Poser des lapins sans culpabiliser ! [Bunny Kingdom]
Le Roi Lapinot était avide de carottes d’or, et malheureusement, les terres du Royaume n’étaient pas en mesure d’en produire suffisamment afin d’étancher sa soif. C’est pourquoi, le jour où les éclaireurs furent de retour dans la salle du trône avec d’heureuses nouvelles des frontières extérieures, le Roi Lapinot renversa son cocktail d’un geste maladroit, avant de convoquer ses Seigneurs Lapin les plus valeureux. Chacun d’entre eux fut alors chargé de réunir ses hommes (enfin ses lapins) afin de partir installer de nouvelles colonies.
La promesse du Roi de donner le titre de Grandes Oreilles au Seigneur le plus prometteur mis rapidement le feu au poudre, entraînant la discorde parmi les nobles lapins. Ceux-ci s’empressèrent alors de prendre la route afin de partir à la conquête de ces terres pleines de promesses.
Il ne fallu pas longtemps à ce nouveau territoire pour devenir le siège d’une rivalité croissante.
Vous aimez bien le sanglier lapin, vous les gaulois ?
Le premier contact avec le jeu est la superbe couverture de la boîte. Comme souvent avec Iello, l’utilisation du vernis ajoute une plus-value indéniable à l’esthétique de l’ensemble, mettant en valeur la typographie du titre et le Seigneur Lapin se dressant au milieu de son armée. On se demande cependant si le jeu va tourner à l’affrontement, car le positionnement de cette ribambelle de lapins fait penser à un rassemblement de forces avant l’assaut. Le sourire amical du Seigneur exclut pourtant toute notion d’animosité.
Notre curiosité attisée, ouvrons donc le couvercle et découvrons ensemble un rangement cartonné qui, sans être irréprochable au niveau de son ergonomie, donne un petit effet luxe avec sa décoration bois qui trompe facilement le regard.
On y trouve des jolies petites figurines de lapins (oui, je sais, je risque d’évoquer souvent ces petits mammifères) de quatre couleurs différentes (quelle désillusion de ne pas y voir de vert), des figurines de forteresses (ornées de une, deux ou trois tours), une poignée de jetons, et un énorme paquet de cartes (182 au total, excusez du peu).
En plus de ces éléments, on découvre également un plateau plié en quatre, qui semble un peu exigu une fois déployé sur la table.

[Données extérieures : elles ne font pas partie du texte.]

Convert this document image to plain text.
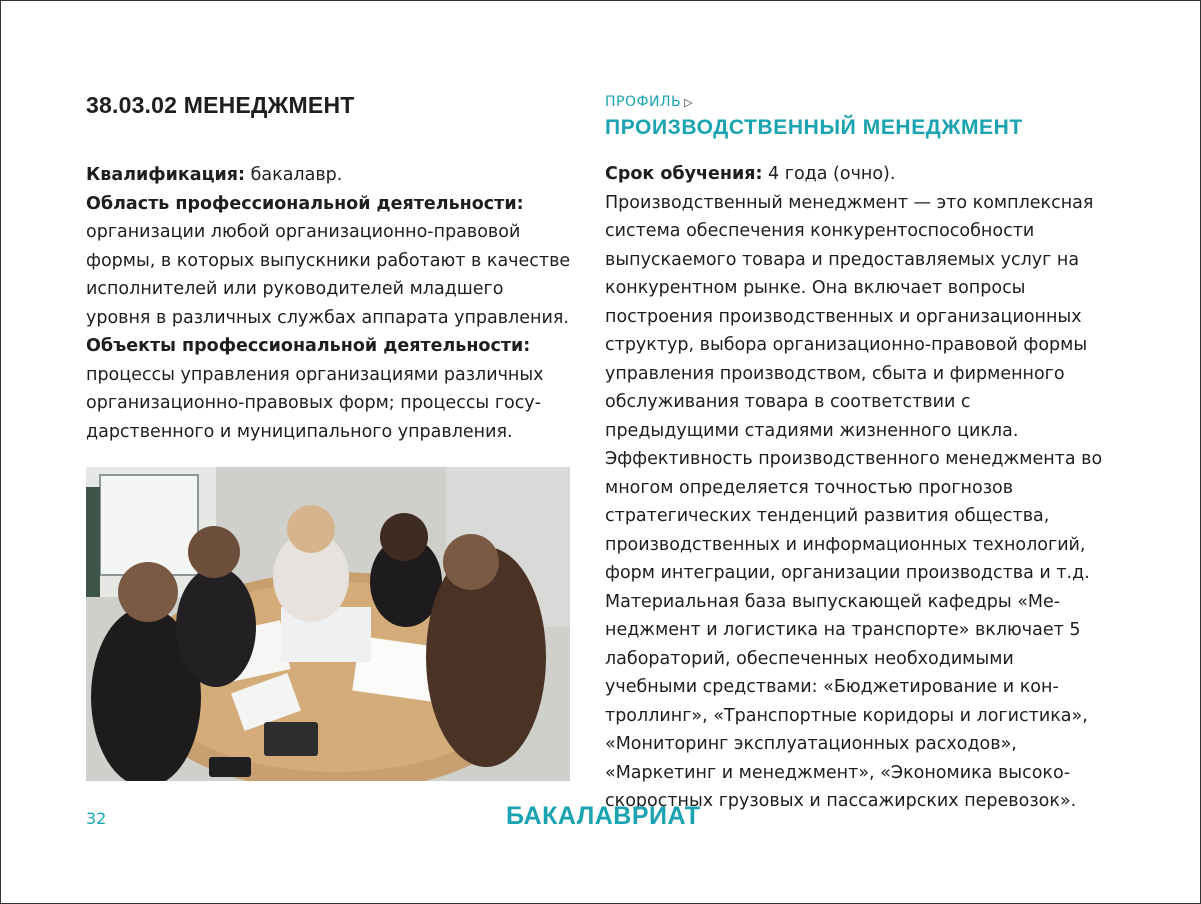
38.03.02 МЕНЕДЖМЕНТ
Квалификация: бакалавр.
Область профессиональной деятельности:
организации любой организационно-правовой формы, в которых выпускники работают в качестве исполнителей или руководителей младшего уровня в различных службах аппарата управления.
Объекты профессиональной деятельности:
процессы управления организациями различных организационно-правовых форм; процессы государственного и муниципального управления.
ПРОФИЛЬ ▷
ПРОИЗВОДСТВЕННЫЙ МЕНЕДЖМЕНТ
Срок обучения: 4 года (очно).
Производственный менеджмент — это комплексная система обеспечения конкурентоспособности выпускаемого товара и предоставляемых услуг на конкурентном рынке. Она включает вопросы построения производственных и организационных структур, выбора организационно-правовой формы управления производством, сбыта и фирменного обслуживания товара в соответствии с предыдущими стадиями жизненного цикла. Эффективность производственного менеджмента во многом определяется точностью прогнозов стратегических тенденций развития общества, производственных и информационных технологий, форм интеграции, организации производства и т.д. Материальная база выпускающей кафедры «Менеджмент и логистика на транспорте» включает 5 лабораторий, обеспеченных необходимыми учебными средствами: «Бюджетирование и контроллинг», «Транспортные коридоры и логистика», «Мониторинг эксплуатационных расходов», «Маркетинг и менеджмент», «Экономика высокоскоростных грузовых и пассажирских перевозок».
32	БАКАЛАВРИАТ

J’aurai préféré quelque chose d’un peu plus grand afin de mieux faire ressortir les détails des illustrations, et de repérer plus facilement les différentes sections (surtout les coulées de lave).
Une fois les figurines de nos amis à grandes oreilles placées dessus, on a une impression de fouillis et on ne distingue plus très bien les choses. De la même façon, la piste de score est constituée de cases étroites qui ne permettent pas d’y faire tenir les marqueurs de plusieurs joueurs (ce qui est dommageable principalement en début de partie où les écarts de points carottes d’or sont faibles).
L’ensemble reste cependant très cohérent graphiquement et assez facile à manipuler si on a des doigts à l’échelle de nos héros. Notons que les illustrations de Paul Mafayon sont superbes et fourmillent de détails. J’ai vraiment eu un gros coup de cœur pour la diversité des dessins des cartes qui ne sont pas pour rien dans le plaisir de déployer le matériel du jeu sur la table.
Bien évidemment, que serait un jeu sans ses règles ? Celles de Bunny Kingdom sont bien pensées et riches en exemples pertinents qui ôtent toute ambiguïté. On peut rapidement se lancer dans une partie sans avoir peur de se perdre dans les méandres d’un fascicule compliqué. La dernière page résume l’ensemble du livret et permet de se rafraîchir la mémoire lorsque le jeu est resté trop longtemps au placard.
Quoi de neuf docteur ?
Maintenant que nous avons observé les forces en présence, il est grand temps de passer aux choses sérieuses et de plonger dans le vif du sujet : comment faire pour obtenir le titre de Grandes Oreilles ?!
Comme vous l’avez compris avec vos esprits affûtés, le but du jeu est de parcourir un nouveau monde avec vos hordes de fidèles afin de récupérer le plus possible de carottes d’or, histoire de faire plaisir à votre vénéré souverain (et surtout de devenir respecté de tous).
Pour cela, la partie sera divisée en quatre manches. Au cours d’une de ces manches, on distribuera un certain nombre de cartes à tous les joueurs. Chacun devra alors choisir secrètement deux cartes avant de passer celles qu’il ne désire pas conserver à son voisin : c’est le système bien connu du draft (on tournera en sens horaire pour les manches impaires, et en sens anti-horaire – l’autre sens donc – pour les manches paires).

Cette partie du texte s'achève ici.